When all these movies end up on VOD services, they will have exactly the same impact as a trailer. The only thing that distinguishes Willy’s Wonderland from Godzilla vs Kong is the size of his publicity budget. And it probably can’t be much either. Both movies share a landing page on a streaming site. It’s a binary decision: King Kong hits a big crocodile or Cage with a big crocodile.

Nicolas Cage in Willy's Wonderland.
Cage vs croc … Cage in Willy’s Wonderland. Photo: Signature Entertainment

If you keep that in mind, it could become a golden era for fading legacy stars who have to force it on VOD. Now that this is the only way to look at new releases, these old-fashioned workhorses have suddenly found themselves in the game again. Maybe Boss Level, a ‘death-loop action thriller’, will turn out to be Mel Gibson’s access to the A-list. Perhaps Original Gangster, a film about an orphan in the London gangland, will provide the shot in the arm for Steve Guttenberg who has been absent for the past 20 years.
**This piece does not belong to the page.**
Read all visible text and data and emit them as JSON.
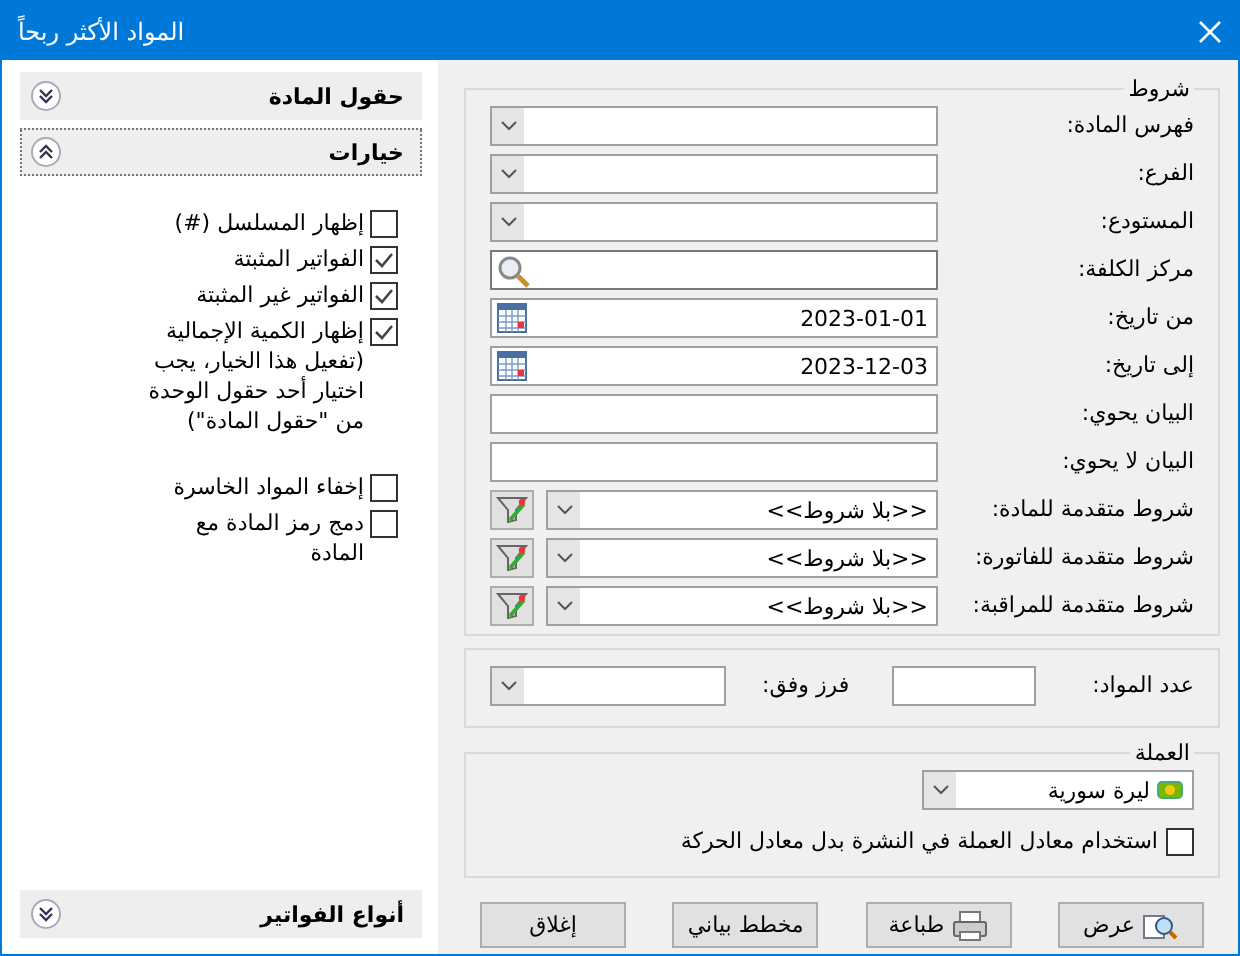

Perhaps Nemesis, possibly the most generic Billy Murray movie ever made, will drag Nick Moran’s career back to his heyday of the 1990s.

Of course, this can be a fleeting phenomenon, either because the cinemas reopen or all short players start releasing directly after streaming. But now, even if it only takes about six weeks, the broken new landscape means that the chances are high that Nicolas Cage can regain his crown as the biggest damn movie star in the world.